The allure of the volatility reduction via exchange traded funds has been confirmed in recent years by the success of funds such as the PowerShares S&P 500 Low Volatility Portfolio (NYSEArca: SPLV) and the iShares MSCI USA Minimum Volatility ETF (NYSEArca: USMV).
A combined $7.4 billion in assets under management for those ETFs attests to their success, but equally worth noting is the efficacy of apply reduced volatility to international ETFs. With some global markets trading at compelling valuation discounts to the U.S., the time could be right for investors to revisit international low volatility ETFs, including the $263.1 million PowerShares S&P International Developed Low Volatility Portfolio (NYSEArca: IDLV).
IDLV has remained somewhat sturdy compared to Europe-focused ETFs because the PowerShares offering’s weight to Eurozone economies is relatively light.

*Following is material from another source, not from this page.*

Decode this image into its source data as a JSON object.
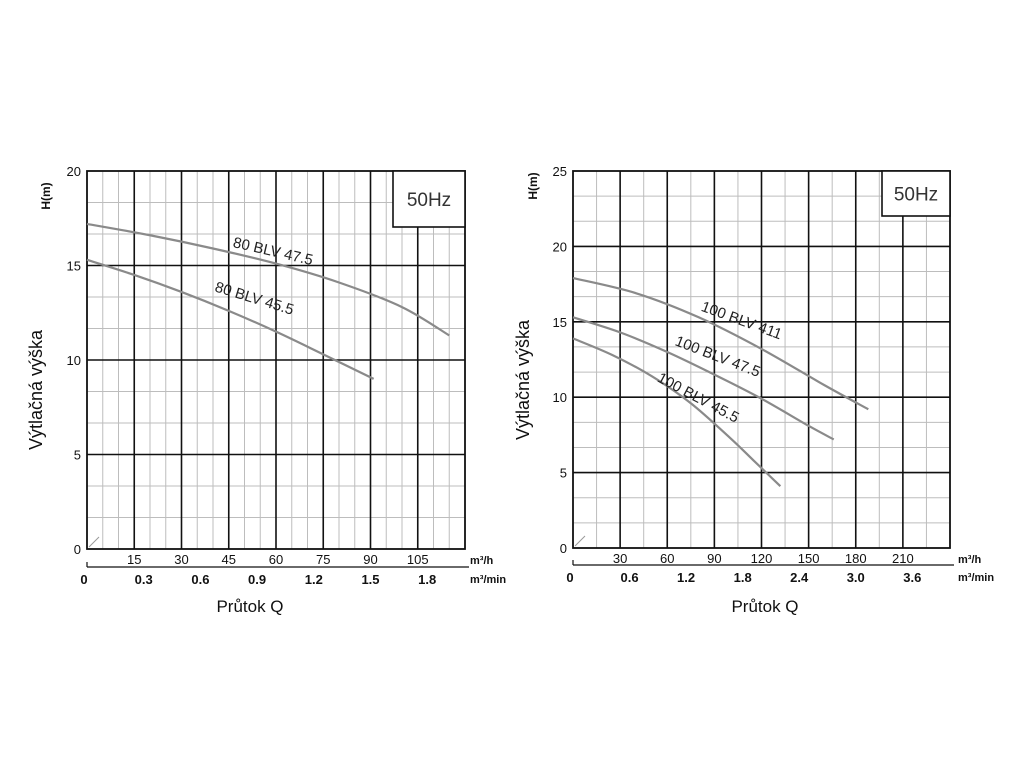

The ETF allocates a combined 11.2% of its weight to Germany, France and the Spain. Throw in the U.K., Sweden and Switzerland, and IDLV’s total Europe exposure is just over 26%. [International Low Vol ETF Stands Tall]
Since the start of the current quarter, IDLV is off 3%, but that beat the 5.5% loss for the Vanguard FTSE Europe ETF (NYSEArca: VGK) and the almost 5% shed by the iShares MSCI EAFE ETF (NYSEArca: EFA).
Although IDLV does not feature Japan exposure, the ETF does devote a combined 16% of its weight to AAA-rated Singapore and Hong Kong and the fund makes for a fine alternative to traditional EAFE index offerings. [Rush to Hong Kong ETFs]
“Valuation appears attractive. The MSCI EAFE Index is trading at a discount price/earnings ratio of about 1.25 versus the S&P 500 Index, and it has a dividend yield of 3.35% —more than triple the yield on a German one-year note,” according to the Invesco blog. Invesco (NYSE: IVZ) is the parent company of PowerShares.
Regarding dividend yield, IDLV is something of unheralded income play with a trailing 12-month yield of 3.06%, according to PowerShares data.